I'm trying to implement transformer model using this tutorial. In the decoder block of the Transformer model, a mask is passed to "pad and mask future tokens in the input received by the decoder". This mask is added to attention weights.

import tensorflow as tf

def create_look_ahead_mask(size):
    mask = 1 - tf.linalg.band_part(tf.ones((size, size)), -1, 0)
    return mask

Now my question is, how is doing this step (adding mask to the attention weights) equivalent to revealing the words to model one by one? I simply can't grasp the intuition of it's role. Most tutorials won't even mention this step like it's very obvious. Please help me understand. Thanks.


The Transformer model presented in this tutorial is an auto-regressive Transformer. Which means that prediction of next token only depends on it's previous tokens.

So in order to predict next token, you have to make sure that only previous token are attended. (If not, this would be a cheating because model already knows whats next).

So attention mask would be like this
[0, 1, 1, 1, 1]
[0, 0, 1, 1, 1]
[0, 0, 0, 1, 1]
[0, 0, 0, 0, 1]
[0, 0, 0, 0, 0]

For example: If you are translating English to Spanish
Input: How are you ?
Target: < start > Como estas ? < end >
Then decoder will predict something like this
< start > (it will be given to decoder as initial token)
< start > Como
< start > Como estas
< start > Como estas ?
< start > Como estas ? < end >

Now compare this step by step prediction sequences to attention mask given above, It would make sense now to you

  • 1
    $\begingroup$ In spanish double question marks are used ¿? $\endgroup$ – pasaba por aqui Oct 24 '20 at 10:23
  • $\begingroup$ @Leo, shouldn't the mask contain negative infinities, not zeros? Are inputs to decoder a ground truth, or its previous outputs? $\endgroup$ – Kari Feb 27 at 10:25
  • $\begingroup$ @Kari, Yes, Negative infinity mask is used, but after the softmax operation, the values are extremely close to zero. That's why in theory you will always see 0 instead of negative infinity $\endgroup$ – Leo Mar 13 at 8:25

We give the target input into the transformer decoder while training the model. So it is easy for the model to "peek ahead" and learn what the next word would be. To ensure that this doesn't happen we apply an additive mask after the dot product between Query and Key. In the original paper "Attention is all you need", the triangular matrix had 0's in the lower triangle and -10e9 (You can see negative infinity used in recent examples) in the upper triangle. So when the mask is added to the attention score the attention scores in the upper triangle would be really low. When this matrix is passed through the softmax function, these really low values become close to 0, which essentially means not to attend to the words after timestep t. To put in matrix format,

[8.1, 0.04, 5.2, 4.2]
[0.5, 9.2, 2.33, 0.7]
[0.2, 0.4, 6.11, 1.0]
[3.1, 2.1. 2.19, 8.1]

Let the above matrix A the result of the dot product between query and key. The A[0][0] contains the attention score of the first-word query to the first word of the key, A[0][1] contains the attention score of the first word of the query to the second of the key, and so on. So as you can see the after adding the mask and performing softmax on A, the result would be,

[8.1, 0.0, 0.0, 0.0]
[0.5, 9.2, 0.0, 0.0]
[0.2, 0.4, 6.11, 0.0]
[3.1, 2.1. 2.19, 8.1]

This forces the transformer only to attend to words that are before it. You can check out the Transformer lecture available in CS224n for full detail.


the mask is needed to prevent the decoder from "peeking ahead" at ground truth during training, when using its Attention mechanism.

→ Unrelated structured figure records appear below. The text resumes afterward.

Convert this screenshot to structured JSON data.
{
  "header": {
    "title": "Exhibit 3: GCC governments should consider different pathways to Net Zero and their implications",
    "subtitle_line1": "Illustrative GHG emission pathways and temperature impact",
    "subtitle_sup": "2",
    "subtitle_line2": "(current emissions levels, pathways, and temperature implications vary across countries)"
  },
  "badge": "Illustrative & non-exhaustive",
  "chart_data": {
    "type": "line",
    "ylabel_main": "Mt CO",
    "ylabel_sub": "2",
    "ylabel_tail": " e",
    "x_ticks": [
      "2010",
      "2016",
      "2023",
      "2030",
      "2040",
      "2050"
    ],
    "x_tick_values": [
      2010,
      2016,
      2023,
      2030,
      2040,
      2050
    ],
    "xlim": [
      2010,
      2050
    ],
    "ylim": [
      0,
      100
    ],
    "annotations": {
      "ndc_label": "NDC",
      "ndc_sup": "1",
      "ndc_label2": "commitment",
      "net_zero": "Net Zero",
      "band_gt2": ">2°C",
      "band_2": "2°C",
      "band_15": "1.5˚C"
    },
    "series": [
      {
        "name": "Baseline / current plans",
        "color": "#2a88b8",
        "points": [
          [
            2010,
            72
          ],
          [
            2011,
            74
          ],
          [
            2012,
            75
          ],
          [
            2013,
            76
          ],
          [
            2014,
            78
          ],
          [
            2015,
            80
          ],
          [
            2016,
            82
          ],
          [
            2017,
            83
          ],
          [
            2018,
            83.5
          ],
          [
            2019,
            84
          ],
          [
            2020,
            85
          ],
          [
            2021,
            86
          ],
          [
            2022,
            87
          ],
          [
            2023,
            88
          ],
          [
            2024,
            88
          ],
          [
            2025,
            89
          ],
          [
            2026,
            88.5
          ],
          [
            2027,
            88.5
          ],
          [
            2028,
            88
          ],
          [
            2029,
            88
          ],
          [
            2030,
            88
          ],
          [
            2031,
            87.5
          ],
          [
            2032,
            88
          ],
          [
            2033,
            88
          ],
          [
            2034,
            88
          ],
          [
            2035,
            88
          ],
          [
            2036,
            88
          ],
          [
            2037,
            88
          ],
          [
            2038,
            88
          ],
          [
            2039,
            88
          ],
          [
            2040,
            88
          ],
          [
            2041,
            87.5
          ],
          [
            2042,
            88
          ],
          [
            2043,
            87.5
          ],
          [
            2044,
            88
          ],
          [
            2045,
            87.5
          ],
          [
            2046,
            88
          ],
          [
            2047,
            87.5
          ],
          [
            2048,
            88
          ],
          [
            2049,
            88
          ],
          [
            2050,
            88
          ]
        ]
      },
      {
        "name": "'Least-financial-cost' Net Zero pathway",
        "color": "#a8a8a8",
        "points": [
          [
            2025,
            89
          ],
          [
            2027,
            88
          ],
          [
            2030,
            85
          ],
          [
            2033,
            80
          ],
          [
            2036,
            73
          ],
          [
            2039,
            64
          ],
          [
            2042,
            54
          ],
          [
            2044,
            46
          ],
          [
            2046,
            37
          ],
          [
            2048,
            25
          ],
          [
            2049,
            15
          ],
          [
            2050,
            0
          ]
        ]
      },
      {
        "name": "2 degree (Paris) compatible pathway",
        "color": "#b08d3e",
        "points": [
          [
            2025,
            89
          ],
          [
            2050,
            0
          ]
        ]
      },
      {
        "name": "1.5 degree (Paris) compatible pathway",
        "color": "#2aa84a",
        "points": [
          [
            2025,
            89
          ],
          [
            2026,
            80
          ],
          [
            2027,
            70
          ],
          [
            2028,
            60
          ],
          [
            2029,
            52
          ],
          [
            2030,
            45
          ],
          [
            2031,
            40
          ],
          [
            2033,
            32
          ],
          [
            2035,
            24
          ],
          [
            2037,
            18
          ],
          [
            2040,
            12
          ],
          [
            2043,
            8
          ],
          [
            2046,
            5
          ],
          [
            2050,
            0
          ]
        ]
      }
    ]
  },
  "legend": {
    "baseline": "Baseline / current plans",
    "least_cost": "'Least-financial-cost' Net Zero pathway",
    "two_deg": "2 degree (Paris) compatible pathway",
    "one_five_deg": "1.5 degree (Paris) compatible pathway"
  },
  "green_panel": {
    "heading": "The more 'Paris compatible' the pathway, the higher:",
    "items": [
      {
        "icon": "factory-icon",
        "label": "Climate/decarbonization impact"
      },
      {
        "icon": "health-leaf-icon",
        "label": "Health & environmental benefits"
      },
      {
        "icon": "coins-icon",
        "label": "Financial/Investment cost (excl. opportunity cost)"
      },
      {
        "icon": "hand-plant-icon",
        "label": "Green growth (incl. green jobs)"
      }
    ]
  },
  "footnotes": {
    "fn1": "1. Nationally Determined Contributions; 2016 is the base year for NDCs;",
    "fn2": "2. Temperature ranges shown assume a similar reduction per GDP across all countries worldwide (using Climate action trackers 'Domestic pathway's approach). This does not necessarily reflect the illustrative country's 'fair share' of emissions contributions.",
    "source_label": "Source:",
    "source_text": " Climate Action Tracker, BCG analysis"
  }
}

  • Both runtime or training:

    the encoder will always happen in a single iteration, because it will process all embeddings separately, but in parallel. This helps us save time.


  • runtime:

    Here the decoder will run in several non-parallel iterations, generating one "output" embedding at each iteration. Its output can then be used as input at the next iteration.

  • training:

    Here the decoder can do all of it in a single iteration, because it simply receives "ground truth" from us. Because we know these "truth" embeddings beforehand, they can be stored into a matrix as rows, so that they can be then submitted to decoder to be processed separately, but in parallel.

    As you can see during training, actual predictions by the decoder are not used to build up the target sequence (like LSTM would). Instead, what essentially is used here is a standard procedure called "teacher forcing".

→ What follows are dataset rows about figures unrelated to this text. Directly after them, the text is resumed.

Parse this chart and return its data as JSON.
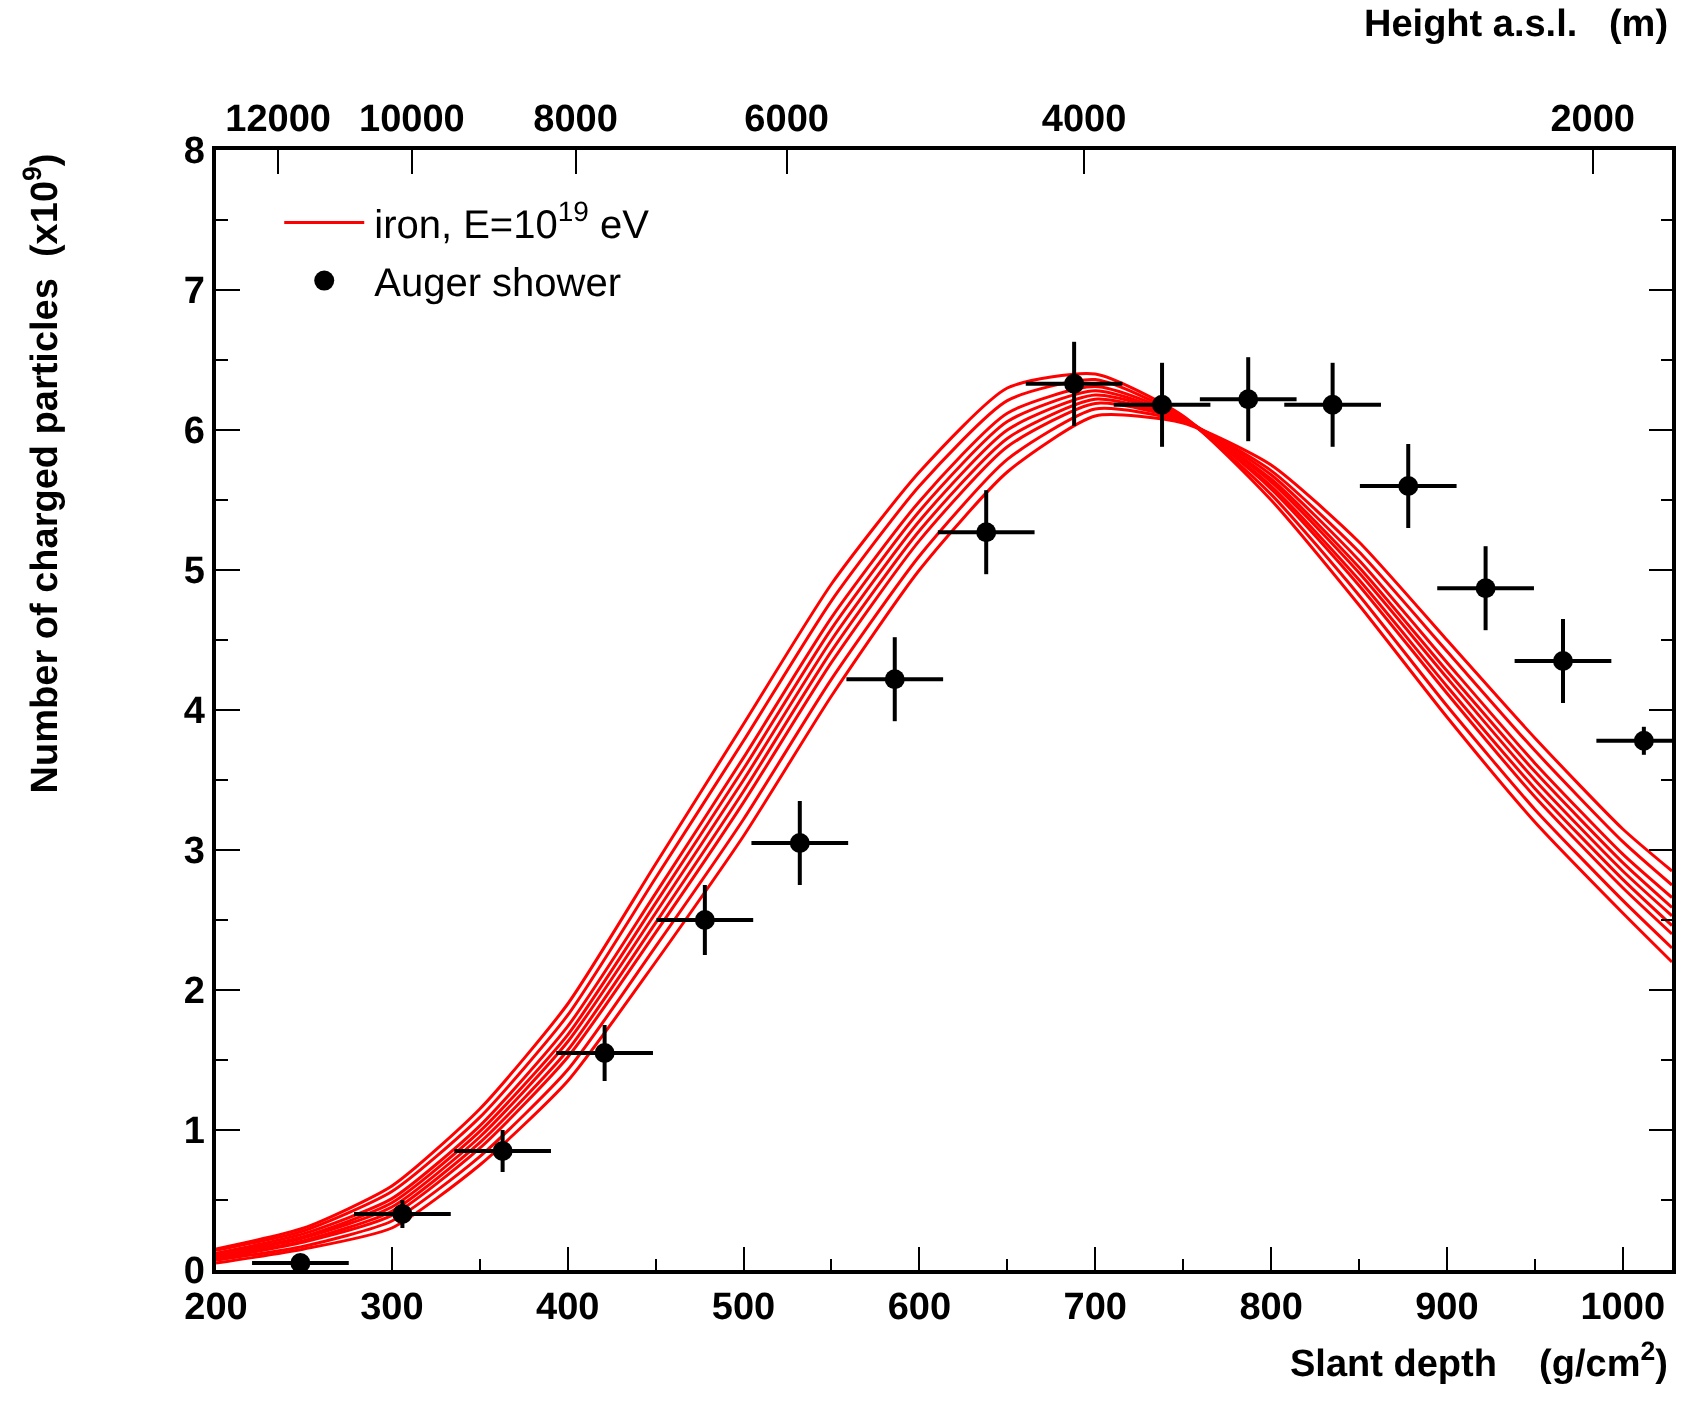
{
  "chart_data": {
    "type": "line",
    "xlabel": "Slant depth    (g/cm$^{2}$)",
    "ylabel": "Number of charged particles  (x10$^{9}$)",
    "x2label": "Height a.s.l.   (m)",
    "xlim": [
      200,
      1028
    ],
    "xticks": [
      200,
      300,
      400,
      500,
      600,
      700,
      800,
      900,
      1000
    ],
    "ylim": [
      0,
      8
    ],
    "yticks": [
      0,
      1,
      2,
      3,
      4,
      5,
      6,
      7,
      8
    ],
    "x2lim": [
      13060,
      1795
    ],
    "log": "x2",
    "x2ticks": [
      12000,
      10000,
      8000,
      6000,
      4000,
      2000
    ],
    "legend": "top left",
    "x": [
      200,
      250,
      300,
      350,
      400,
      450,
      500,
      550,
      600,
      650,
      700,
      750,
      800,
      850,
      900,
      950,
      1000,
      1028
    ],
    "series": [
      {
        "name": "iron, E=10$^{19}$ eV",
        "color": "#ff0000",
        "values": [
          0.15,
          0.3,
          0.6,
          1.15,
          1.9,
          2.9,
          3.9,
          4.9,
          5.7,
          6.3,
          6.4,
          6.1,
          5.5,
          4.75,
          3.95,
          3.2,
          2.55,
          2.2
        ]
      },
      {
        "color": "#ff0000",
        "values": [
          0.14,
          0.28,
          0.56,
          1.09,
          1.82,
          2.8,
          3.78,
          4.78,
          5.6,
          6.21,
          6.36,
          6.09,
          5.54,
          4.82,
          4.03,
          3.29,
          2.64,
          2.3
        ]
      },
      {
        "color": "#ff0000",
        "values": [
          0.12,
          0.26,
          0.51,
          1.03,
          1.74,
          2.69,
          3.66,
          4.66,
          5.49,
          6.12,
          6.31,
          6.09,
          5.58,
          4.89,
          4.12,
          3.38,
          2.73,
          2.4
        ]
      },
      {
        "color": "#ff0000",
        "values": [
          0.11,
          0.24,
          0.48,
          0.99,
          1.68,
          2.62,
          3.58,
          4.58,
          5.42,
          6.06,
          6.28,
          6.08,
          5.6,
          4.93,
          4.17,
          3.44,
          2.79,
          2.46
        ]
      },
      {
        "color": "#ff0000",
        "values": [
          0.1,
          0.23,
          0.45,
          0.95,
          1.63,
          2.55,
          3.5,
          4.5,
          5.35,
          6.0,
          6.25,
          6.08,
          5.63,
          4.98,
          4.23,
          3.5,
          2.85,
          2.53
        ]
      },
      {
        "color": "#ff0000",
        "values": [
          0.09,
          0.21,
          0.42,
          0.91,
          1.57,
          2.48,
          3.42,
          4.42,
          5.28,
          5.94,
          6.22,
          6.07,
          5.65,
          5.02,
          4.28,
          3.56,
          2.91,
          2.59
        ]
      },
      {
        "color": "#ff0000",
        "values": [
          0.08,
          0.2,
          0.39,
          0.87,
          1.52,
          2.41,
          3.34,
          4.34,
          5.21,
          5.88,
          6.19,
          6.07,
          5.68,
          5.07,
          4.34,
          3.62,
          2.97,
          2.66
        ]
      },
      {
        "color": "#ff0000",
        "values": [
          0.07,
          0.17,
          0.35,
          0.81,
          1.43,
          2.31,
          3.22,
          4.22,
          5.1,
          5.79,
          6.15,
          6.06,
          5.71,
          5.13,
          4.42,
          3.71,
          3.06,
          2.75
        ]
      },
      {
        "color": "#ff0000",
        "values": [
          0.05,
          0.15,
          0.3,
          0.75,
          1.35,
          2.2,
          3.1,
          4.1,
          5.0,
          5.7,
          6.1,
          6.05,
          5.75,
          5.2,
          4.5,
          3.8,
          3.15,
          2.85
        ]
      },
      {
        "name": "Auger shower",
        "type": "scatter",
        "marker": "circle",
        "color": "#000000",
        "x": [
          248,
          306,
          363,
          421,
          478,
          532,
          586,
          638,
          688,
          738,
          787,
          835,
          878,
          922,
          966,
          1012
        ],
        "values": [
          0.05,
          0.4,
          0.85,
          1.55,
          2.5,
          3.05,
          4.22,
          5.27,
          6.33,
          6.18,
          6.22,
          6.18,
          5.6,
          4.87,
          4.35,
          3.78
        ],
        "errors": [
          [
            0,
            0.1
          ],
          0.1,
          0.15,
          0.2,
          0.25,
          0.3,
          0.3,
          0.3,
          0.3,
          0.3,
          0.3,
          0.3,
          0.3,
          0.3,
          0.3,
          0.1
        ],
        "xerrors": [
          27.5,
          27.5,
          27.5,
          27.5,
          27.5,
          27.5,
          27.5,
          27.5,
          27.5,
          27.5,
          27.5,
          27.5,
          27.5,
          27.5,
          27.5,
          [
            985,
            1028
          ]
        ]
      }
    ]
  }
}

    As others said, the mask is needed to prevent the decoder from "peeking ahead" at ground truth during training, when using its Attention mechanism.

As a reminder, in transformer, embeddings are never concatenated during input. Instead, each word flows through encoder and decoder separately, but simultaneously.

Also, notice that the mask contains negative infinities, not zeros. This is due to how the Softmax works in Attention.

We always first run the encoder, which always takes 1 iteration. The encoder then sits patiently on the side, as the decoder uses its values as needed.